C'est d'autant plus regrettable que Besson souligne très justement l'importance des cultures hypermédiatiques et de l'intermédialité puissante qui innerve certains cycles. C'est peut-être là mon plus grand regret, et il ne s'adresse pas qu'à Anne Besson. La "littérature comparée" hésite encore à franchir le pas de l'écrit et laisse aux spécialistes de la communication le soin d'étudier les rapports entre l'écrit et les autres médias. Je comprends bien que cela répond à des contraintes institutionnelles (l'insupportable cloisonnement disciplinaire). Mais au lieu de se perdre dans une typologie utile mais fragile entre la série et le cycle, peut-être aurait-on gagné à inscrire cette réflexion dans le cadre plus large de la "subculture" SF et la diversité de ses relais médiatiques. Décaler son regard de l'auteur à l'éditeur, et du livre au lecteur est l'un des points forts du livre. Mais pourquoi ne pas poursuivre dans l'enquête ? Le lecteur n'est-il pas aussi un spectateur, un joueur voire un créateur ? La conjonction entre le développement quantitatif de la production cyclique et la systématisation des tie-in (oeuvres et produits dérivés) tient-elle du hasard ? Il y aurait là de quoi approfondir la typologie esquissée plus haut et redéfinir à nouveaux frais les concepts encore discutables de "livre-univers","monde secondaire", "roman-monde" ou "monde possible".

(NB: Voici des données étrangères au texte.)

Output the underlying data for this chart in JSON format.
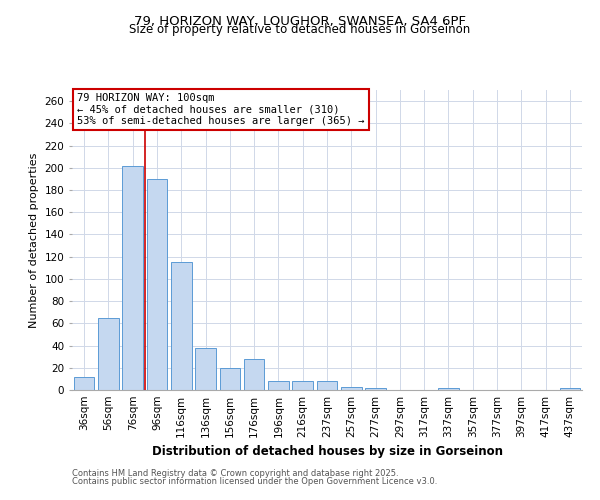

Ce regret exprimé (et je sais qu'A.Besson s'intéresse pourtant à ces problématiques si j'en crois son excellente communication dans Belphégor), je n'hésite pas cependant à dire qu'il s'agit là d'un travail fondateur et sans beaucoup d'équivalents en langue française. Sa lecture reste donc plus que recommandable et mérite les 3 étoiles du Ghor.